Considering Lodge Ownership in the Yukon?
Work six month and relax the other six months in Mexico!
That"s possible with this investment!
Located on the north bank of the Rancheria River is the Continental Divide Lodge. The R.V. Park is in excellent shape and offers 44 RV sites, ranging from no services to sites with water, 15 and 30 amp power, sewer, TV, and the Internet hook up.
The Motel was prebuilt in Calgary and transported to the Yukon in 2000; it consists of 8 spacious rooms and also contains a laundry room.
The Pub is approximately 1200 square feet and seats about 20 people. The Pub equipped with coolers, serving equipment, a big screen TV and a stereo. Everything to make your guests visit as comfortable and enjoy it to the best as it can be.
The restaurant has a warm and colorful atmosphere and has a wood burning stove. It is approximately 1200 square feet and licensed to seat 40 people.
Next, there is a combination of 3 portable trailers, one being the manager’s suit.

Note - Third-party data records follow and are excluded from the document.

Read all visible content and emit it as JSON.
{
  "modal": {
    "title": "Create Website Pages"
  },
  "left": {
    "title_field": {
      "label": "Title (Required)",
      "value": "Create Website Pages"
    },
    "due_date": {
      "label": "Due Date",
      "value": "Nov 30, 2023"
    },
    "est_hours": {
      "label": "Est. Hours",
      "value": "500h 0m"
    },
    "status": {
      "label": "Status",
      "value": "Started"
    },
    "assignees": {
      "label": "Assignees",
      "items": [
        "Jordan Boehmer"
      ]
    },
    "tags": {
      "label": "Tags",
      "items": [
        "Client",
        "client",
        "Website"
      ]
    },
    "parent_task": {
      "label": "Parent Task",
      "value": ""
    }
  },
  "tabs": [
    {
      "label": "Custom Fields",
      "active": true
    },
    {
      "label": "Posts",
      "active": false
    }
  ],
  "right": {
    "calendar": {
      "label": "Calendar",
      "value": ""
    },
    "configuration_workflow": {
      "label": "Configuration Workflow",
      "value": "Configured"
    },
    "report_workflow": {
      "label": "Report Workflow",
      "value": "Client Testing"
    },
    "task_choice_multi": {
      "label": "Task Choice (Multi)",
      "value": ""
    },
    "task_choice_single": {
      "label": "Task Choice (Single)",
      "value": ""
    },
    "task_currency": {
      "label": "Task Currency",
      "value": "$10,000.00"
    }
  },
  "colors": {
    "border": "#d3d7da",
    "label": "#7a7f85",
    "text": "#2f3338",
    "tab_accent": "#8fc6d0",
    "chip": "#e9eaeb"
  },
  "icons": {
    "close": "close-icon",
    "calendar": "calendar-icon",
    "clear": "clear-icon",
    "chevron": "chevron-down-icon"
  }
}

It contains an office, bathroom, and bedroom. The second trailer is the public washroom with showers for the R.V, Park guests.
The third trailer is a public laundry room with a mechanical room.

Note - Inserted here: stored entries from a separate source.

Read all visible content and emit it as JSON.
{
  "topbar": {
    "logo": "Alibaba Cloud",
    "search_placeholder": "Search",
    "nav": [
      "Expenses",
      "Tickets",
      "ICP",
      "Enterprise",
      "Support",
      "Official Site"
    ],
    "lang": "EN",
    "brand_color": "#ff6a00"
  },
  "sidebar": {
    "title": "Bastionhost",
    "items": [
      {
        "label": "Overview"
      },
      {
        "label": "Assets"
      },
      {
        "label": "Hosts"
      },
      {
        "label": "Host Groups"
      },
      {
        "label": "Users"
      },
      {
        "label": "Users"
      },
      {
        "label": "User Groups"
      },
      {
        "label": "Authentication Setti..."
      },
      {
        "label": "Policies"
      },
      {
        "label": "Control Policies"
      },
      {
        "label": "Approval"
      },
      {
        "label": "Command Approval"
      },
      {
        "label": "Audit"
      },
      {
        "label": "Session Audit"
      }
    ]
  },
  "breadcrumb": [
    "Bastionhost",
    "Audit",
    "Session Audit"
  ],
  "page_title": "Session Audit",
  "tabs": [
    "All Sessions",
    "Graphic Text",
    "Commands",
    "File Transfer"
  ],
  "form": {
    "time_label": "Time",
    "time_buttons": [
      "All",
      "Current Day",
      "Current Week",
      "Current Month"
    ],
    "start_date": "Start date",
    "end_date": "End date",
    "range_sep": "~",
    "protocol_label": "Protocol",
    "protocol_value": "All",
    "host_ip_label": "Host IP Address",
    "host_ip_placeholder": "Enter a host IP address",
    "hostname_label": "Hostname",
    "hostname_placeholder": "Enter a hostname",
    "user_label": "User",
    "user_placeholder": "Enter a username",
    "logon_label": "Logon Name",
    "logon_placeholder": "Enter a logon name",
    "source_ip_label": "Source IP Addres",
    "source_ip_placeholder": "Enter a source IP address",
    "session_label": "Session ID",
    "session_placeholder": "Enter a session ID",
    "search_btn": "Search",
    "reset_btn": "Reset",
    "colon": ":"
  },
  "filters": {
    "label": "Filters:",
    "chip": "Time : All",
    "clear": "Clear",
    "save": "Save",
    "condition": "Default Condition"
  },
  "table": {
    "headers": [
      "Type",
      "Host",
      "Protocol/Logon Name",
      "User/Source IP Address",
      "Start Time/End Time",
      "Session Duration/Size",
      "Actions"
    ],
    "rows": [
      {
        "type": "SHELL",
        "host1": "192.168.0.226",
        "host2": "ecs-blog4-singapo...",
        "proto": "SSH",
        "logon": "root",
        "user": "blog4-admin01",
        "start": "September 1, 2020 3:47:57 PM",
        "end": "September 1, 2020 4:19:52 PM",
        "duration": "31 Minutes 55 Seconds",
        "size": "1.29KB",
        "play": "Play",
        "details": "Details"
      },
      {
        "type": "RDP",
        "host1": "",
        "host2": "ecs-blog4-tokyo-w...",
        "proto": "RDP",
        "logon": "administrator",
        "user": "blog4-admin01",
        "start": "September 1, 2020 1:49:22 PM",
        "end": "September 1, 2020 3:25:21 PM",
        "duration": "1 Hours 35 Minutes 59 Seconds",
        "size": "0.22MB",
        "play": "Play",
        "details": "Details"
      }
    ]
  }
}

The main log building is approximately 5000 square feet and used for a garage, shop, and storage for kitchen supplies.
As this property is remote and away from any infrastructure, it generates its very own electricity with one of three modern diesel generators.

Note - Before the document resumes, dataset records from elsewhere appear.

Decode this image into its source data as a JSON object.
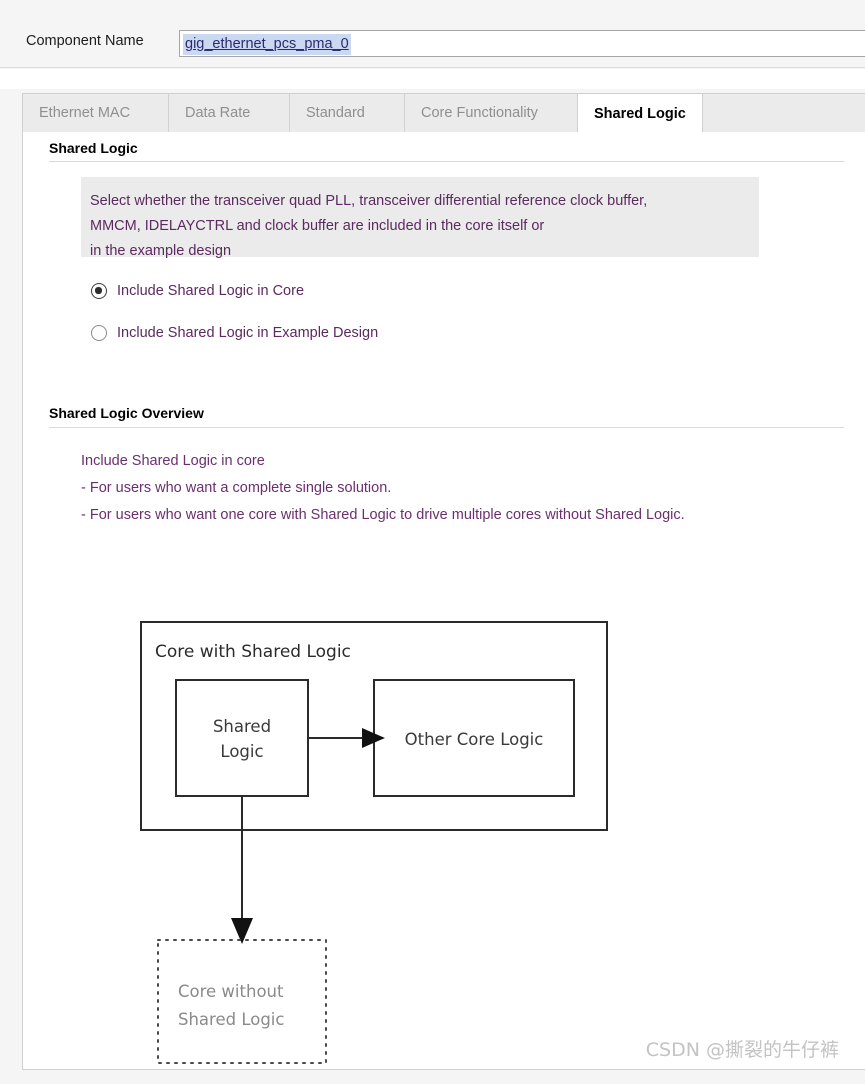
{
  "header": {
    "component_name_label": "Component Name",
    "component_name_value": "gig_ethernet_pcs_pma_0"
  },
  "tabs": [
    {
      "label": "Ethernet MAC",
      "active": false
    },
    {
      "label": "Data Rate",
      "active": false
    },
    {
      "label": "Standard",
      "active": false
    },
    {
      "label": "Core Functionality",
      "active": false
    },
    {
      "label": "Shared Logic",
      "active": true
    }
  ],
  "shared_logic": {
    "section_title": "Shared Logic",
    "description_lines": [
      "Select whether the transceiver quad PLL, transceiver differential reference clock buffer,",
      "MMCM, IDELAYCTRL and clock buffer are included in the core itself or",
      "in the example design"
    ],
    "options": [
      {
        "label": "Include Shared Logic in Core",
        "selected": true
      },
      {
        "label": "Include Shared Logic in Example Design",
        "selected": false
      }
    ]
  },
  "overview": {
    "section_title": "Shared Logic Overview",
    "lines": [
      "Include Shared Logic in core",
      "- For users who want a complete single solution.",
      "- For users who want one core with Shared Logic to drive multiple cores without Shared Logic."
    ]
  },
  "diagram": {
    "outer_box_label": "Core with Shared Logic",
    "shared_logic_box": {
      "line1": "Shared",
      "line2": "Logic"
    },
    "other_core_box": "Other Core Logic",
    "without_box": {
      "line1": "Core without",
      "line2": "Shared Logic"
    }
  },
  "watermark": "CSDN @撕裂的牛仔裤",
  "colors": {
    "accent_text": "#5b2a5e",
    "panel_bg": "#ffffff",
    "chrome_bg": "#f5f5f5",
    "info_box_bg": "#ebebeb",
    "field_highlight": "#cbd8f2",
    "watermark": "#c3c3c3"
  }
}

In 2002 there was a new septic system installed in the R.V. Park, Motel, public laundry, washrooms, and managers suit. This system is big enough for a much more major operation.
The Seller will consider another property as a down payment and may carry some financing!
Located on the upper Rancheria River, less than a mile from the divide between the Mackenzie and Yukon River systems.
90 Miles from Watson Lake and 200 Miles to Whitehorse
From Prince George in Northern BC, the Alaska Highway (Highway 97) stretches north to Watson Lake and the British Columbia-Yukon border, including Dawson Creek, Fort Nelson, and Monkman, Stone Mountain, Muncho Lake, and Liard River Hotsprings Provincial Parks.
The highway is one of Canada's most memorable driving routes to explore. This route that is as scenic as you can dream of is filled with wilderness beauty and roaming wildlife. At any given moment, on any given day, the local wildlife may appear on the side of the road.
Some of the wildlife seen along the route include deer, caribou, bears, wolves, moose and more. The entire course includes trips through deep valleys, over mountains, around lakes and over hundreds of rivers and creeks.
There are over 100 major bridges and over 8000 culverts located along the historic route. Pink Mountain at "Mile 143" is one of the highest points along the BC section of the Alaska Highway.
The highest point is Summit Lake located along one of the most scenic parts of the Alaska Highway from Fort Nelson, BC to Watson Lake, Yukon.
Whitehorse, the capital of Canada’s Yukon Territory, is a major stopover point along the Alaska Highway. From historical sites, to live entertainment and beautiful scenery, Whitehorse is a must stop on your vacation. The 20 hours of daily summer sunshine allow you plenty of time to enjoy yourself.
Whitehorse is laid out on a level river shelf of land bordering a full bend on the Yukon River. The town is 1471 kilometres/914 miles northwest of Dawson Creek, British Columbia; 980 kilometres/609 miles from Fairbanks; and 1165 kilometres/724 miles from Anchorage.
Over half of the Yukon’s residents live in Whitehorse. The town has a year-round population of approximately 30,000.
PROPERTY Facebook WEBSITE:
Septic System, Phone, Electricity (diesel generator)
ABOUT THE SEPTIC:
New septic system installed in 2002
MORE INFO ABOUT THE YUKON:
In 1942, the Canadian and US Governments teamed up together to construct a transportation and military route connecting Alaska with the rest of the USA. A move that came about because of the bombing of Pearl Harbour in 1941 forcing both countries to tighten up their North American borders from future attacks by the Japanese.
Because of the harsh wilderness country, the construction of the massive transportation route was no easy task. It took over seven regiments of American engineers 11,000 men, 16,000 Canadians and American civilians and over 7000 pieces of equipment to successfully carve a route through some of Canada's toughest terrain exposed to some of the harshest elements.
On November 20th, 1942 both governments met at Soldier's Summit located at "Mile 1061" on the Alaska Hwy to cut a ribbon officially opening the highway.